We consider one further issue arising from two purported amendments of the lease that were executed after the premises were made subject to the condominium law. On June 27, 1977, the lease was amended to exclude a portion of the premises, a storage area, that had been made part of the original leasehold. This amendment added to the common area, and hence the amendment did not divide the common areas or facilities -in violation of G. L. c. 183A, § 5 (c). On July 22, 1977, the lease was amended to include access to the twelve leased spaces.6 No assent of the condominium trustees or of the unit owners was obtained, nor was the master deed amended. The second lease, however, effected neither a *509change in rights nor a division of the common areas and facilities. It simply described an easement that already existed by implication pursuant to the original lease. See Labounty v. Vickers, 352 Mass. 337, 344 (1967); Commonwealth v. Richardson, 313 Mass. 632, 639 (1943).

Judgment affirmed.

The standard form of purchase and sale agreement for units in the condominium also disclosed that twelve parking spaces were subject to a prior lease. This fact is not crucial to our decision.

In theory (there is nothing in the record to indicate what happened in practice), the cost of the units should have been less than it would have been if the units had not been burdened with expenses relating to the twelve parking spaces.

In Beaconsfield I, Justice O’Connor in dissent observed that the lease “does not represent even an attempted division of the condominium’s com*508mon areas and facilities.” Beaconsfield I, supra at 490 (O’Connor, J., dissenting). He believed that, even if the statute of limitations had not run on the § 5 (c) claim, the summary judgment should be affirmed because it was clear that the prohibition of § 5 (c) had not been violated. Id.

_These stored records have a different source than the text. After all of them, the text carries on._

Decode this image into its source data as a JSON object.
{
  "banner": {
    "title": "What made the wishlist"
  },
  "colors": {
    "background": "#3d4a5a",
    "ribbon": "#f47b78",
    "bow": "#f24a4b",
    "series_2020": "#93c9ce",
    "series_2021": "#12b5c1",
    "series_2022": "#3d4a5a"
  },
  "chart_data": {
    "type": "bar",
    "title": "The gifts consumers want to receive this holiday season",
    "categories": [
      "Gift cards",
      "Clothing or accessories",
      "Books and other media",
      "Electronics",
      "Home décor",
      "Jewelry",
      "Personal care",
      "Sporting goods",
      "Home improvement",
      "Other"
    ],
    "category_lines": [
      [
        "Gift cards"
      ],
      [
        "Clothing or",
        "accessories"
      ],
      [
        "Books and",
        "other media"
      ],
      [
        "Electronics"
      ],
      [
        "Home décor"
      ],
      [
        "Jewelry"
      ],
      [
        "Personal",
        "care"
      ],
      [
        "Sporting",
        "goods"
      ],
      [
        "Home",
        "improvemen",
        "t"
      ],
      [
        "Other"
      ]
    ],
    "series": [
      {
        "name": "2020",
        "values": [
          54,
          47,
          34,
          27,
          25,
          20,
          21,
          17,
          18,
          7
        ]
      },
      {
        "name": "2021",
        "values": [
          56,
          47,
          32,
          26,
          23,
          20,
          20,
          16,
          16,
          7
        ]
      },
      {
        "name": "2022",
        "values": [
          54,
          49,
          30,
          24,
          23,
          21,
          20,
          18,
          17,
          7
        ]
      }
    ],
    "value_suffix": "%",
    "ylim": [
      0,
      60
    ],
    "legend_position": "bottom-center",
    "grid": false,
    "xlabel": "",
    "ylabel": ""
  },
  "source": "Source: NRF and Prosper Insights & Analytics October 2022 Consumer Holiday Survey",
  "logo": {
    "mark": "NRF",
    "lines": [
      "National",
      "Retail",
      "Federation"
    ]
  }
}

The master deed properly could have excluded all forty-three parking spaces from the common areas and facilities. See G. L. c. 183A, § 1 (1992 ed.). The exclusion of twelve parking spaces presents no violation of G. L. c. 183A, § 5 (c), nor does the burden of the servitude.

The amendment gave the right to pass and repass to and from the parking spaces over the driveways, passageways, exits, and entrances shown on the plan referred to in the lease.